4) Client Interface:
====================


4.1. "stork_submit" command:
============================

It is similar to condor_submit. You just give the host_name on which Stork
server is running and the name of the submit_file which may contain as many
requests as you want in the format of ClassAds. And than just call:

stork_submit <host_name> <submit_file>
           [ -stdin    ] //read the submit file from standard input
	   [ -lognotes ] //add lognotes to the request
eg.

	nostos(302)% stork_submit skywalker 4.dap
	Trying 128.105.165.17..
	Connected to skywalker..
	================
	Sending request:
	   [
		dest_url = "gsiftp://beak.cs.wisc.edu/tmp/f002.test"; 
		src_url = "/tmp/f002.test"; 
		dap_type = transfer
	   ]
	Request accepted by the server and assigned a dap_id: 2
	================
	Connection closed.

4.2. "stork_status" command:
============================

It is similar to condor_status. You just give the host_name on which Stork
server is running and the dap_id of the request that you want to learn the
status of. And than just call:

stork_status <host_name> <dap_id>

eg.

	nostos(847)% stork_status skywalker 1
	Trying 128.105.165.17..
	connected to skywalker..
	===============
	status history:
	===============
	dap_id = 1;
				
	status = request_completed;
	timestamp = 'Thu Aug 29 21:31:11 2002 (CDT) -06:00';

	===============
	connection closed.

4.3. "stork_rm" command:
============================

It is similar to condor_rm. You just give the host_name on which Stork server
is running and the dap_id of the request that you want to remove from the Stork
queue.  And than just call:

stork_rm <host_name> <dap_id>

eg.

	nostos(311)% stork_rm skywalker 2
	Trying 128.105.165.17..
	Connected to skywalker..
	===============
	DaP job 2 is removed from queue..
	===============
	Connection closed.

4.4. Stork client API:
======================
[API not available in this release]

There is a shared library (libstork_client_interface.a) so that other
applications which want to send requests to Stork through API can do that by
simply linking to this library.

5. Stork Logging facilities:
============================

Stork utilizes Condor Classad technology for logging.

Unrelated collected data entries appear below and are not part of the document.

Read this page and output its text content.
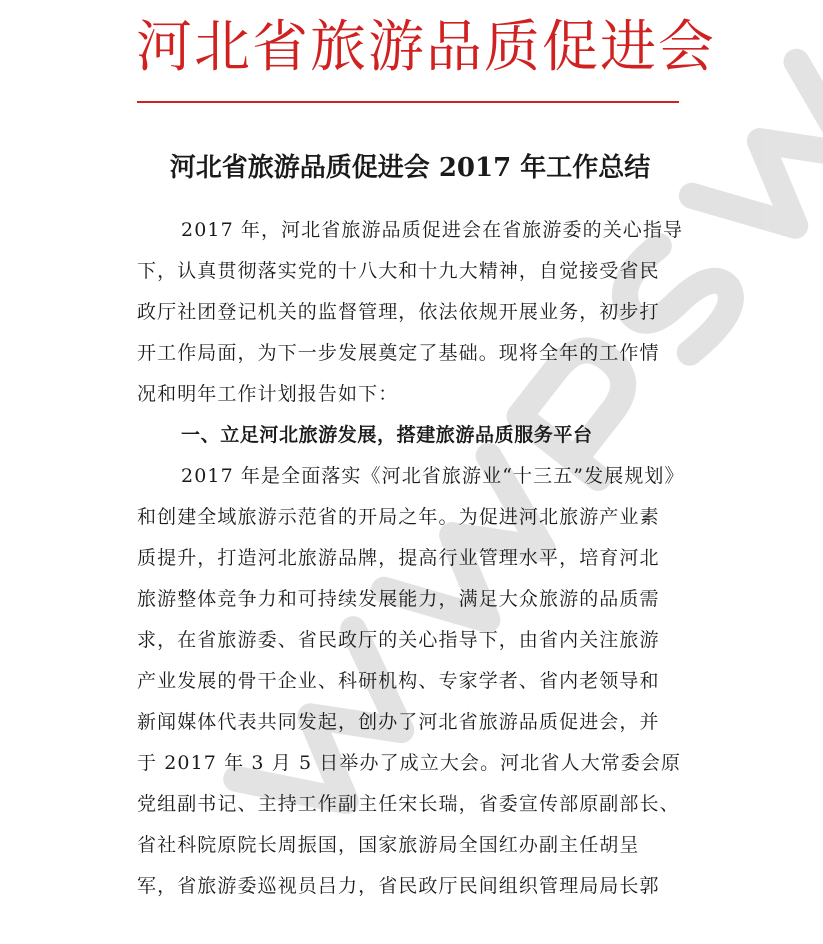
河北省旅游品质促进会
河北省旅游品质促进会 2017 年工作总结
2017 年，河北省旅游品质促进会在省旅游委的关心指导
下，认真贯彻落实党的十八大和十九大精神，自觉接受省民
政厅社团登记机关的监督管理，依法依规开展业务，初步打
开工作局面，为下一步发展奠定了基础。现将全年的工作情
况和明年工作计划报告如下：
一、立足河北旅游发展，搭建旅游品质服务平台
2017 年是全面落实《河北省旅游业“十三五”发展规划》
和创建全域旅游示范省的开局之年。为促进河北旅游产业素
质提升，打造河北旅游品牌，提高行业管理水平，培育河北
旅游整体竞争力和可持续发展能力，满足大众旅游的品质需
求，在省旅游委、省民政厅的关心指导下，由省内关注旅游
产业发展的骨干企业、科研机构、专家学者、省内老领导和
新闻媒体代表共同发起，创办了河北省旅游品质促进会，并
于 2017 年 3 月 5 日举办了成立大会。河北省人大常委会原
党组副书记、主持工作副主任宋长瑞，省委宣传部原副部长、
省社科院原院长周振国，国家旅游局全国红办副主任胡呈
军，省旅游委巡视员吕力，省民政厅民间组织管理局局长郭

Stork provides three
different logging formats, one of them being essential to Stork system, and the
other two optional.

5.1. Essential DaP logging:
===========================

This is the essential log format used by the Stork server itself to manage & monitor 
DaP requests.

    [ 
        dap_id = 1; 
	status = "request_received"; 
	dap_type = transfer; 
	src_url = "file:/p/condor/workspaces/kosart/1.test"; 
	dest_url = "gsiftp://beak.cs.wisc.edu/tmp/1.test"; 
	timestamp = 'Thu Mar 20 20:09:03 2003 (CST) -06:00' 
    ]; 

    [ 
	dap_id = 1; 
	status = "processing_request"; 
	timestamp = 'Thu Mar 20 20:09:05 2003 (CST) -06:00' 
    ]; 

    [ 
	dap_id = 1; 
	status = "request_rescheduled"; 
	error_code = "GLOBUS error: "; 
	num_attempts = 1; 
	timestamp = 'Thu Mar 20 20:09:06 2003 (CST) -06:00' 
    ]; 

    [ 
	dap_id = 1; 
	status = "request_completed"; 
	timestamp = 'Thu Mar 20 20:09:38 2003 (CST) -06:00' 
    ]; 

5.2. Optional XML logging:
==========================

This is an optional logging format for people who prefer XML for parsing log files.

<c>
    <a n="dap_id"><n>3</n></a>
    <a n="status"><s>request_received</s></a>
    <a n="dap_type"><e>transfer</e></a>
    <a n="src_url"><s>file:/p/condor/workspaces/kosart/1.test</s></a>
    <a n="dest_url"><s>gsiftp://beak.cs.wisc.edu/tmp/1.test</s></a>
    <a n="timestamp"><t>Thu Mar 20 21:18:43 2003 (CST) t>-06:00</t</t></a>
</c>

<c>
    <a n="dap_id"><n>3</n></a>
    <a n="status"><s>processing_request</s></a>
    <a n="dap_type"><e>transfer</e></a>
    <a n="src_url"><s>file:/p/condor/workspaces/kosart/1.test</s></a>
    <a n="dest_url"><s>gsiftp://beak.cs.wisc.edu/tmp/1.test</s></a>
    <a n="timestamp"><t>Thu Mar 20 21:18:45 2003 (CST) t>-06:00</t</t></a>
</c>

<c>
    <a n="dap_id"><n>3</n></a>
    <a n="status"><s>request_completed</s></a>
    <a n="dap_type"><e>transfer</e></a>
    <a n="src_url"><s>file:/p/condor/workspaces/kosart/1.test</s></a>
    <a n="dest_url"><s>gsiftp://beak.cs.wisc.edu/tmp/1.test</s></a>
    <a n="timestamp"><t>Thu Mar 20 21:19:32 2003 (CST) t>-06:00</t</t></a>
</c>

5.2. Optional Condor Userlog format:
====================================

This is especially for interaction with Condor tools, eg. with DAGMan.

<c>
    <a n="MyType"><s>SubmitEvent</s></a>
    <a n="EventTime"><t>Wed Feb 19 11:24:29 2003 (CST) t>-06:00</t</t></a>
    <a n="Cluster"><n>101</n></a>
    <a n="EventTypeNumber"><n>0</n></a>
    <a n="LogNotes"><s>DAG Node: B1</s></a>
</c>

<c>
    <a n="MyType"><s>ExecuteEvent</s></a>
    <a n="EventTime"><t>Wed Feb 19 11:24:30 2003 (CST) t>-06:00</t</t></a>
    <a n="Cluster"><n>101</n></a>
    <a n="EventTypeNumber"><n>1</n></a>
    <a n="LogNotes"><s>DAG Node: B1</s></a>
</c>

<c>
    <a n="TerminatedNormally"><n>1</n></a>
    <a n="MyType"><s>JobCompleteEvent</s></a>
    <a n="EventTime"><t>Wed Feb 19 11:55:53 2003 (CST) t>-06:00</t</t></a>
    <a n="Cluster"><n>101</n></a>
    <a n="EventTypeNumber"><n>5</n></a>
    <a n="ReturnValue"><n>0</n></a>
    <a n="LogNotes"><s>DAG Node: B1</s></a>
</c>